Ingredientes impecables significó, primero, que el restaurante no dependería del mercado. Así que hay una granja en los Nuevos Territorios, donde se crían los cerdos y se cultivan las verduras y las hierbas se secan en bastidores al sol; hay un proveedor de pescado al que se llama cada mañana; hay pollos cuya grasa, fundida despacio, se convierte en el aceite dorado que unge el famoso cangrejo. Danny Yip habla de estas cosas no como publicidad sino como la única manera de conseguir lo que quería, que era comida que supiera a la comida de su memoria, solo que más clara.

Oficio adecuado significó una cocina que respeta el wok, la vaporera y la olla de barro como los instrumentos que son. Ver trabajar a los cocineros es ver una tradición más antigua que la mayoría de las cocinas expresada a un nivel de precisión que la mayoría de las cocinas nunca alcanza. Un pescado se cuece al vapor al segundo. Una verdura pasa por una llama tan viva que se sella antes de poder llorar. Un pichón se ahúma con alcanfor hasta que la piel toma el color de un violín viejo y la carne de dentro sigue rosada.
Nada en The Chairman tiene prisa, y eso es una decisión. La soja tarda meses. El Shaoxing tarda años. El cerdo se cría despacio en la granja y las verduras se recogen cuando están listas y no antes. En una ciudad que funciona a velocidad, Danny Yip ha construido un restaurante sobre el principio contrario, y la calma de la sala es la calma de una cocina que no necesita correr porque todo lo que necesita ya está preparado, a veces desde hace mucho.

Pregunté qué sería el restaurante si tuviera que ser un solo plato, y la respuesta no fue el cangrejo sino el pescado: un pescado entero, vivo esa mañana, al vapor con jengibre y cebolleta y aliñado con la soja de la casa. Es lo más sencillo de la carta y lo más difícil de hacer bien, porque no hay dónde esconderse. Que la cocina eligiera eso lo dice todo sobre lo que cree. Frescura, oficio, salsa. Nada más.
Salsas apropiadas significó, al final, hacerlas. La soja se fermenta en el restaurante. La pasta de gamba, el condimento de guindilla, los encurtidos, las verduras en conserva que van a la panceta: todo hecho a mano, todo con el sabor que tienen esas cosas cuando nadie ha recortado. El vino de Shaoxing envejecido que baña el cangrejo lleva años guardado hasta tener la hondura de un buen jerez, y cuando se encuentra con el vapor y la grasa de pollo produce un licor tan dulce y sabroso que se han escrito ensayos enteros sobre los fideos de debajo.

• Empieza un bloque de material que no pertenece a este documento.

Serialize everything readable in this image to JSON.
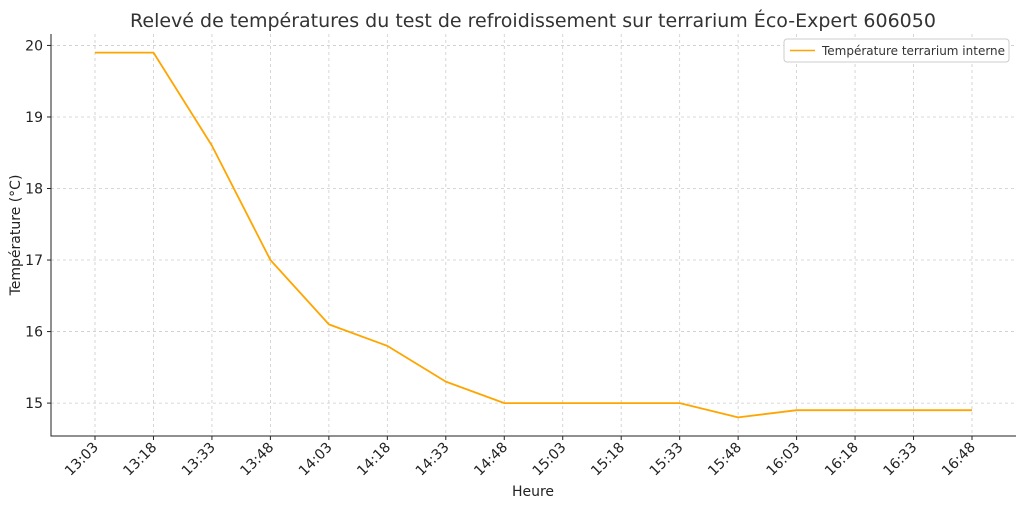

Comiendo aquí, lo que más sientes es la ausencia de ansiedad. No hay nada que demostrar. Los platos llegan con la confianza de las cosas que se hacen así desde hace mucho, y los sabores son redondos y completos: la dulzura del cangrejo, el humo del ave, el mordisco limpio y herbáceo de las hojas, la hondura de una sopa que hierve desde la mañana. Es comida que te calma. Es, en ese sentido, lo contrario de la mayoría de los restaurantes que el mundo llama grandes.
Cuando la lista de la región nombró a The Chairman mejor restaurante de Asia, la noticia se recibió en Hong Kong con algo parecido a un encogimiento de hombros, y creo que fue la respuesta correcta. Los que comen aquí ya lo sabían. Lo que Danny Yip ha construido no es un monumento; es un lugar donde una idea muy antigua sobre cocinar se mantiene viva practicándola cada día, con un cangrejo, un ave, una verdura y una salsa. Eso es todo. Eso es todo.